Berita NTT Hari Ini
Sajeng Patala, Tuak Aren Bali yang Sarat Makna
Minuman beralkohol di Indonesia bukan sesuatu yang baru. Beberapa daerah bahkan memiliki minuman tradisional
Penulis: Michaella Uzurasi | Editor: Ferry Ndoen
Laporan Reporter POS-KUPANG.COM, Michaella Uzurasi
POS-KUPANG.COM, KUPANG - Minuman beralkohol di Indonesia bukan sesuatu yang baru. Beberapa daerah bahkan memiliki minuman tradisional yang diproduksi turun temurun.
Jika selama ini minuman keras dari Bali yang paling dikenal adalah arak, maka saat ini, Ari Putra bersama kelima temannya dari Pandawa Multifest mengangkat kembali minuman tradisional Bali yang bernama Sajeng.

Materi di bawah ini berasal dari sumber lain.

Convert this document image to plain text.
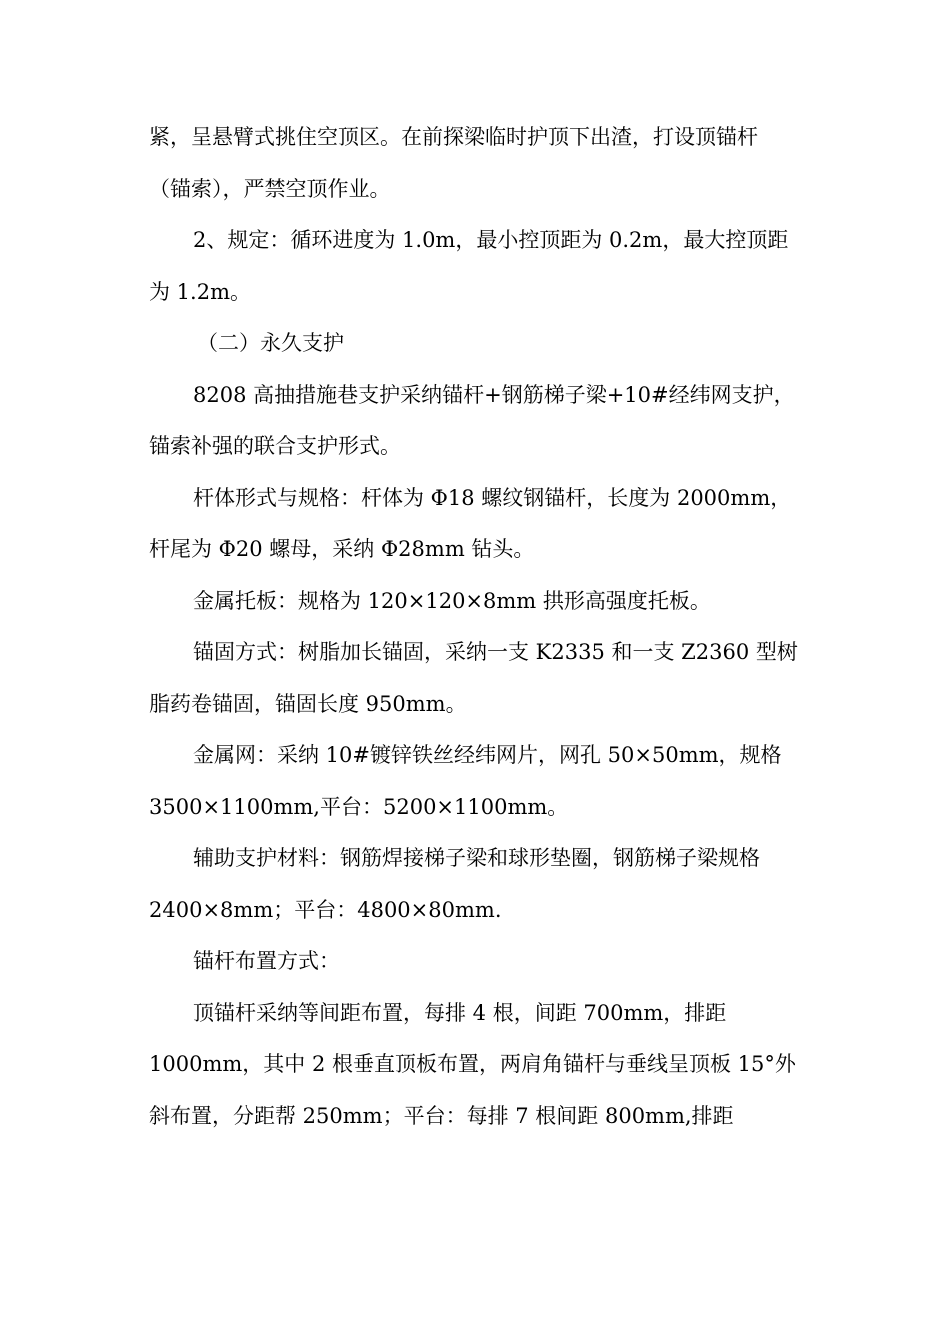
紧，呈悬臂式挑住空顶区。在前探梁临时护顶下出渣，打设顶锚杆
（锚索），严禁空顶作业。

2、规定：循环进度为 1.0m，最小控顶距为 0.2m，最大控顶距
为 1.2m。

（二）永久支护

8208 高抽措施巷支护采纳锚杆+钢筋梯子梁+10#经纬网支护，
锚索补强的联合支护形式。

杆体形式与规格：杆体为 Φ18 螺纹钢锚杆，长度为 2000mm，
杆尾为 Φ20 螺母，采纳 Φ28mm 钻头。

金属托板：规格为 120×120×8mm 拱形高强度托板。

锚固方式：树脂加长锚固，采纳一支 K2335 和一支 Z2360 型树
脂药卷锚固，锚固长度 950mm。

金属网：采纳 10#镀锌铁丝经纬网片，网孔 50×50mm，规格
3500×1100mm,平台：5200×1100mm。

辅助支护材料：钢筋焊接梯子梁和球形垫圈，钢筋梯子梁规格
2400×8mm；平台：4800×80mm.

锚杆布置方式：

顶锚杆采纳等间距布置，每排 4 根，间距 700mm，排距
1000mm，其中 2 根垂直顶板布置，两肩角锚杆与垂线呈顶板 15°外
斜布置，分距帮 250mm；平台：每排 7 根间距 800mm,排距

"Covid adalah sebuah bencana buat kita semua, sedunia lah. Tapi dibalik bencana itu ada berkah karena gara - gara covid saya dan teman - teman saya tidak punya kerjaan jadi waktu itu punya waktu untuk membuat sesuatu. Nah lahirlah sebuah mahakarya yang dibalut oleh ikatan emosional, idealis dari sahabat saya, lahirlah Sajeng Patala namanya," kata Ari dalam Podcast Pos Kupang, Rabu, 22/06/2022.
"Sajeng kalau biasa dibilang arak tapi sebenarnya jauh sebelum ada akulturasi budaya datang ke Indonesia, orangtua, leluhur kami di Bali itu sudah punya minuman beralkohol yaitu Sajeng. Ada yang disebut Sajeng Matah atau Sajeng yang belum diapa - apain, Sajeng Rateng tuak yang sudah didestilasi sudah disuling," lanjutnya.

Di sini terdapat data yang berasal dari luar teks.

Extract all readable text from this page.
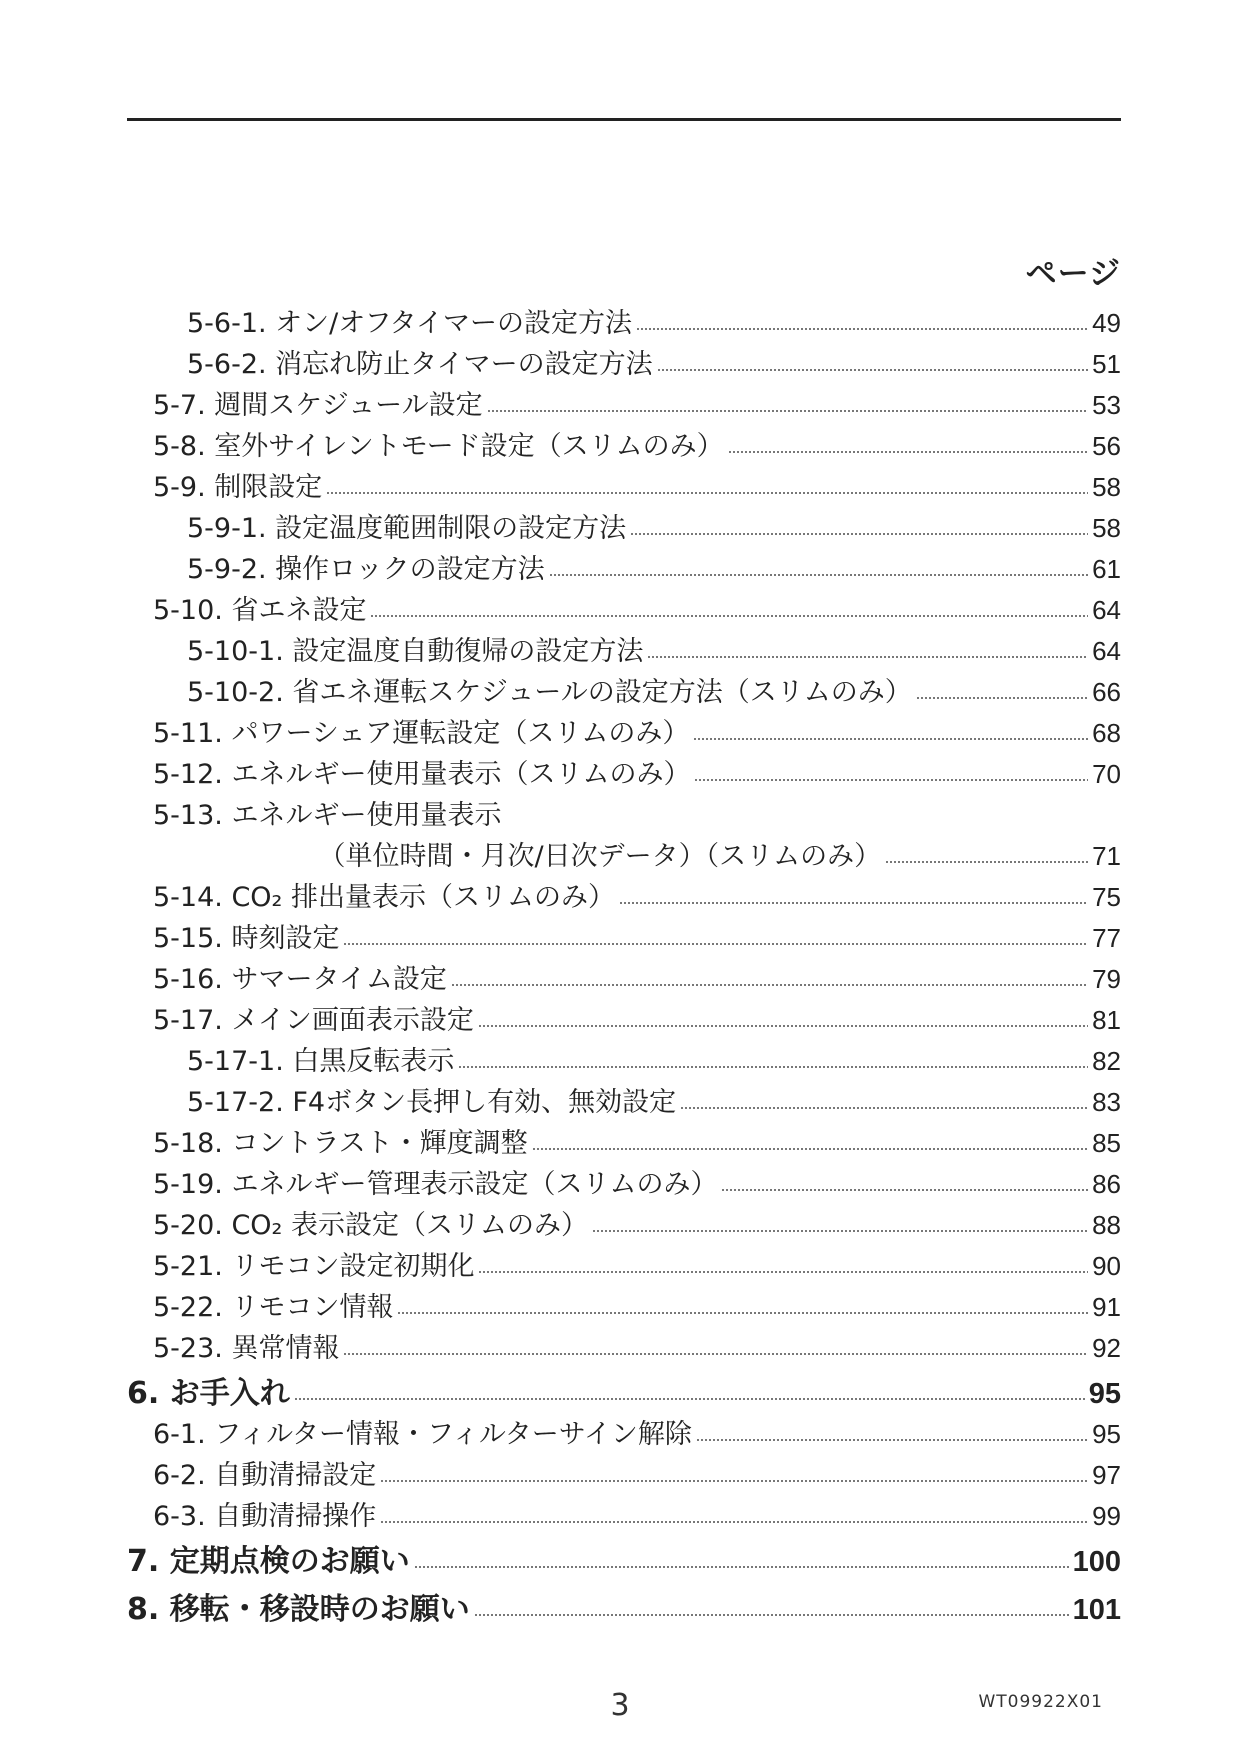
ページ
5-6-1. オン/オフタイマーの設定方法	49
5-6-2. 消忘れ防止タイマーの設定方法	51
5-7. 週間スケジュール設定	53
5-8. 室外サイレントモード設定（スリムのみ）	56
5-9. 制限設定	58
5-9-1. 設定温度範囲制限の設定方法	58
5-9-2. 操作ロックの設定方法	61
5-10. 省エネ設定	64
5-10-1. 設定温度自動復帰の設定方法	64
5-10-2. 省エネ運転スケジュールの設定方法（スリムのみ）	66
5-11. パワーシェア運転設定（スリムのみ）	68
5-12. エネルギー使用量表示（スリムのみ）	70
5-13. エネルギー使用量表示
（単位時間・月次/日次データ）（スリムのみ）	71
5-14. CO₂ 排出量表示（スリムのみ）	75
5-15. 時刻設定	77
5-16. サマータイム設定	79
5-17. メイン画面表示設定	81
5-17-1. 白黒反転表示	82
5-17-2. F4ボタン長押し有効、無効設定	83
5-18. コントラスト・輝度調整	85
5-19. エネルギー管理表示設定（スリムのみ）	86
5-20. CO₂ 表示設定（スリムのみ）	88
5-21. リモコン設定初期化	90
5-22. リモコン情報	91
5-23. 異常情報	92
6. お手入れ	95
6-1. フィルター情報・フィルターサイン解除	95
6-2. 自動清掃設定	97
6-3. 自動清掃操作	99
7. 定期点検のお願い	100
8. 移転・移設時のお願い	101
3	WT09922X01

Ari menjelaskan, misinya bersama lima temannya di Pandawa Multifest adalah ingin mengangkat warisan leluhur yang sangat mulia sehingga diangkatlah Sajeng.
"Kami di Bali punya Sajeng dan bukan disebut arak. Kami lagi merintis untuk bagaimana Bali itu punya Sajeng seperti Kupang ini punya sopi. Padahal bahannya sama," jelasnya.
Menurut Ari, sebelum ada akulturasi budaya Cina di Bali, ada tiga elemen, tiga jenis palm yang dipakai untuk membuat Sajeng yakni kelapa yang menghasilkan arak kelapa, lontar dan aren.
"Untuk Sajeng Patala ini sendiri, kita memilih untuk memakai aren karena aren itu bagi saya adalah pohon yang sangat sakral. Dari baru mulai bikin tuaknya dia harus melalui ritual," ungkap Ari.
Dijelaskan, membuat tuak aren tidak gampang karena langkahnya berbeda dengan lontar.
Dari berbagai macam sumber yang pernah ditanya Ari, jika petani tuak bertengkar dengan isteri atau pasangan di rumah maka tuak itu tidak akan keluar.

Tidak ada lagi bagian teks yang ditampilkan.